NAWQA: Study Components and Data
GROUND WATER NETWORKS
- Delaware Source Water Assesment Program
- Coastal Plain Major Aquifer Study
- Delmarva Agricultural Land Use
- Delmarva Major Aquifer Study
- Great Valley Land Use
- Piedmont Source Water Quality Assesment
- Piedmont Urban Land Use
Ground Water
Ground-water samples have been collected and analyzed in the Potomac River Basin and Delmarva Peninsula (PODL) as part of the NAWQA program since the late 1980s. Sampling programs are designed and implemented to support the major objectives of the NAWQA program, including evaluation of the status and temporal trends in water-quality conditions, and identification of natural and human factors affecting those conditions.

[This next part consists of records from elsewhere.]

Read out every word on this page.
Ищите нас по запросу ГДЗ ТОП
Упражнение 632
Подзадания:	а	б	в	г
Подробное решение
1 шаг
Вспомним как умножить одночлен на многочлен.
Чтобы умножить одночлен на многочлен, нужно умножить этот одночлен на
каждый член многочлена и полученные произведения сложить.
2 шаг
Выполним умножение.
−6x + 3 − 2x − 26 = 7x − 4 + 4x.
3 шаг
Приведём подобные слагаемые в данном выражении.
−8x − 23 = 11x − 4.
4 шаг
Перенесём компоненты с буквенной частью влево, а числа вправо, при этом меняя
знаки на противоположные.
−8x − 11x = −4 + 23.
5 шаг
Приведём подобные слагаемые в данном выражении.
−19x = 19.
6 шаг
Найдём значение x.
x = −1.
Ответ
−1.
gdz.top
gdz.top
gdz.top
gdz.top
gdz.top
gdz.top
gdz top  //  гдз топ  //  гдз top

Ground-water sampling during the first 10-15 years of NAWQA activities in the PODL have been directed largely toward evaluating spatial variability in ground-water quality among many of the diverse land-use and hydrogeologic settings that occur within the Potomac River Basin and Delmarva Peninsula. Sampling has been limited mainly to relatively shallow, unconfined ground water, and was designed to: 1) evaluate effects of particular agricultural or urban land uses on recently recharged ground water, and/or 2) estimate the distribution of pesticides, nutrients, or other chemicals in ground water that is widely used for domestic or public supply. Effects of agriculture on shallow ground water have been measured in the most intensively agricultural areas of the PODL, including the Delmarva Peninsula and the Great Valley, as well as in the Valley and Ridge. Effects of urbanization on ground-water quality have been evaluated in urbanizing areas of the Piedmont in the suburbs of Washington, DC. Regional ground-water quality has also been evaluated in major aquifers of the Piedmont and of the Coastal Plain along the Fall Line and on the Delmarva Peninsula. Studies of local-scale ground-water flow and quality have been conducted to supplement these regional investigations in the Great Valley and on the Delmarva Peninsula. Because ground water typically flows very slowly, studies of temporal trends in ground-water quality as part of the NAWQA program are planned for an approximately decadal time scale, and have just begun in recent years. Several of the regional land-use and major aquifer studies noted above will be resampled in the future at approximately ten-year intervals.